Nazareth Panadero, ex bailarina de Pina Bausch, presentó ‘Vive y deja vivir’, un interesante programa de dos coreografías

Una imagen del espectáculo 'Larsen C'.
Una imagen del espectáculo 'Larsen C'.

El mejor espectáculo de danza que se ha visto hasta ahora en el festival Grec de Barcelona ha venido de la mano del creador griego Christos Papadopoulos. Se trata de Larsen C, una magnífica, hermosa, y embriagadora pieza que arrastró al público que llenaba la sala Mac del Mercat de les Flors a un remolino de emociones visuales y gestuales que tardará en olvidar.

Al principio de la obra el gran escenario del teatro está en penumbra, con el telón medio levantado. Uno a uno salen lentamente los seis bailarines que interpretan la obra, 3 hombres y 3 mujeres; todos visten de negro. Sus brazos desnudos son los auténticos protagonistas de Larsen C: largos, esbeltos y muy expresivos. No hay duda de que para interpretar este espectáculo los bailarines fueron elegidos por sus brazos. Cada intérprete se mueve despacio, sus cuerpos están casi quietos, pero los brazos se agitan como alas, y las cabezas lo hacen sincopadamente: parecen aves de un país remoto. Los acertados pasajes sonoros de Giorgios Poulios aceleran o desaceleran sus movimientos. Todo el espectáculo es de corte minimalista y destila una gran poesía. A lo largo de la obra, de unos 60 minutos de duración que pasan como un soplo, cada personaje se acerca a los demás formando grupos hermosos por su distribución en el gran espacio. Siempre despiertan intriga y curiosidad, especialmente por la mirada de los bailarines, una mirada viva y atrayente que en ocasiones coincide con la del espectador.

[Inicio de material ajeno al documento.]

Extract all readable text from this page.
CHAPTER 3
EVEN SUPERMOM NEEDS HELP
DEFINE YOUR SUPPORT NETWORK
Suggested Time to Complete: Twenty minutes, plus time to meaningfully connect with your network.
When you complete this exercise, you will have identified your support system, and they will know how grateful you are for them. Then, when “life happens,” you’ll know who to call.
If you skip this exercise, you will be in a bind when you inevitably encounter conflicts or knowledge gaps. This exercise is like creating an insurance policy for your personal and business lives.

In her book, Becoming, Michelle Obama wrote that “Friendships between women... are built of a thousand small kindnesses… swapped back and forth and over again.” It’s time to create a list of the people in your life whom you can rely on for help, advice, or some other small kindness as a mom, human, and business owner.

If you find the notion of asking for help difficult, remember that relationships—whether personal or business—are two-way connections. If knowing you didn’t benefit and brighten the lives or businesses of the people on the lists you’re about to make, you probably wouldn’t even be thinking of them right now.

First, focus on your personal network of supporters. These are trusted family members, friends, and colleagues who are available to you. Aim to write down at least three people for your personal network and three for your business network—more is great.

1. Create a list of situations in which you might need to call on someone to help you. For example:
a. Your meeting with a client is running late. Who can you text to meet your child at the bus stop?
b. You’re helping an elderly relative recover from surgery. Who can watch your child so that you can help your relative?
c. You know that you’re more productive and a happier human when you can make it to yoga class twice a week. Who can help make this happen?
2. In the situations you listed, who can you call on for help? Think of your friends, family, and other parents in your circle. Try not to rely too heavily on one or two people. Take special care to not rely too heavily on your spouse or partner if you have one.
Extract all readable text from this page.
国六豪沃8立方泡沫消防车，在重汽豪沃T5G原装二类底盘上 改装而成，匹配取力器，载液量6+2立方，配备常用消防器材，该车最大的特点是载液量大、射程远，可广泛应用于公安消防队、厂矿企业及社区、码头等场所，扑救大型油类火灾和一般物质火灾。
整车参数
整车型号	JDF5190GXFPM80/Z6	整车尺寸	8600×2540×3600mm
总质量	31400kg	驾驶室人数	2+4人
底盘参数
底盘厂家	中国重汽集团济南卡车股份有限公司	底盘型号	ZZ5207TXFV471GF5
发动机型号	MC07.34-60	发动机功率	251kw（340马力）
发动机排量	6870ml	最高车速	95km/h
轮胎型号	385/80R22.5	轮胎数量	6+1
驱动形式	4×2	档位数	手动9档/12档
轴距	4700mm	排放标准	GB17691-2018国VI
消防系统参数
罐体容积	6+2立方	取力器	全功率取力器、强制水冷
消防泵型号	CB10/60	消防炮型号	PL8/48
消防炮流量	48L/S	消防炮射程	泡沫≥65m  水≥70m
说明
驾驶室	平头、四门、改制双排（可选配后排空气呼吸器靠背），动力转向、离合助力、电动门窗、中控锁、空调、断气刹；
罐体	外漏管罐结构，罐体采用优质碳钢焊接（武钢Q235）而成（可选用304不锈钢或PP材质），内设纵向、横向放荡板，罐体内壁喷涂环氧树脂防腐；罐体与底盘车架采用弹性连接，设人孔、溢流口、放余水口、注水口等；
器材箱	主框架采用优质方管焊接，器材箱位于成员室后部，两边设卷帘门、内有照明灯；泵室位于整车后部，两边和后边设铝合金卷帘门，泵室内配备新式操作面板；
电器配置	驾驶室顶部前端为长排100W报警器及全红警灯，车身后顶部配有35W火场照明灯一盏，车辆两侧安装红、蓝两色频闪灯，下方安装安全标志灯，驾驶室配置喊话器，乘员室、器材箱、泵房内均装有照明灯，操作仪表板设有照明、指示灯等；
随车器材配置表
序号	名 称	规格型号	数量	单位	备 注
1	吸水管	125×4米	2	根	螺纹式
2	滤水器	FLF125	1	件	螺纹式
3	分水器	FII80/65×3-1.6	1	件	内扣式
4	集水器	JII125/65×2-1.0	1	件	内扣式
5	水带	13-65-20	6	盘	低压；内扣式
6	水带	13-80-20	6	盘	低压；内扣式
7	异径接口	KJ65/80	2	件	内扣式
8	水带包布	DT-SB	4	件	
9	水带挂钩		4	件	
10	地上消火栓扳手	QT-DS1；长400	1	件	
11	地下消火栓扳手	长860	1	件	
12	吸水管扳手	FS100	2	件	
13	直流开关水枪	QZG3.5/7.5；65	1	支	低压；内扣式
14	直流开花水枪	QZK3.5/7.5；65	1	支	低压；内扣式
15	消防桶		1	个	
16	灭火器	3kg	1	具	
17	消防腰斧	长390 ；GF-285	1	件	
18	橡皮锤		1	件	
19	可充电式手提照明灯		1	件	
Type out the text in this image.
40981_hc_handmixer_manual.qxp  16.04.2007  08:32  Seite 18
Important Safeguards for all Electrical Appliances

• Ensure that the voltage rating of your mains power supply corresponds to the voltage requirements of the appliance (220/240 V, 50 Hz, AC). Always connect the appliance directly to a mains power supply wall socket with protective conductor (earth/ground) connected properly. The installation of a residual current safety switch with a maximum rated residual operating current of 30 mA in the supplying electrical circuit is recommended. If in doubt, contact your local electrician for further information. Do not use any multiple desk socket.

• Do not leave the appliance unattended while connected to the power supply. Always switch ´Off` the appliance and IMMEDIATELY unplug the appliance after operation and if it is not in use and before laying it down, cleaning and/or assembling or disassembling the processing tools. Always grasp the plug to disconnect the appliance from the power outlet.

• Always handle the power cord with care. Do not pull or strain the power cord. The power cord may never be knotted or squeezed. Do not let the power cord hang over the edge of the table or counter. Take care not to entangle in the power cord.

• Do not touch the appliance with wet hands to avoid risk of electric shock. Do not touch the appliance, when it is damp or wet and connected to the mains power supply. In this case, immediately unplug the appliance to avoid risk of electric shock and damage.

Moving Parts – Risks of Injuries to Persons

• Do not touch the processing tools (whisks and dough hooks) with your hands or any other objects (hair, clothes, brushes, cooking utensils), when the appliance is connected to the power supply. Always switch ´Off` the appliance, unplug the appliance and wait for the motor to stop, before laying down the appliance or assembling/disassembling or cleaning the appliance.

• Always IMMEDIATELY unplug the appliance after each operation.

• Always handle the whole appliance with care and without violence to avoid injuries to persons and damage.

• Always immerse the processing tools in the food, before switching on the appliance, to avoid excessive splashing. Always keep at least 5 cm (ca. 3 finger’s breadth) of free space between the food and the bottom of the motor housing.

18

A partir de la mitad del espectáculo el telón se levanta totalmente y el baile fluye dinámico: ahora los intérpretes bailan con todo el cuerpo. Su gesto es fluido y enérgico, desnudo de cualquier superficialidad. La escenografía de Clio Boboti y el diseño de luces de Eliza Alexandropoulou crean un mundo oscuro y onírico en el que estos seres viven juntos, pero distantes a la vez.

No hay que desvelar el final de Larsen C pues es sorprendente y dejo al espectador clavado en su butaca con la boca abierta ante tanta belleza. Poesía y técnica se entrelazan en esta magnífica pieza. Al final de espectáculo el público que llenaba la Sala Mac, rindió calurosos aplausos y sentidos bravos.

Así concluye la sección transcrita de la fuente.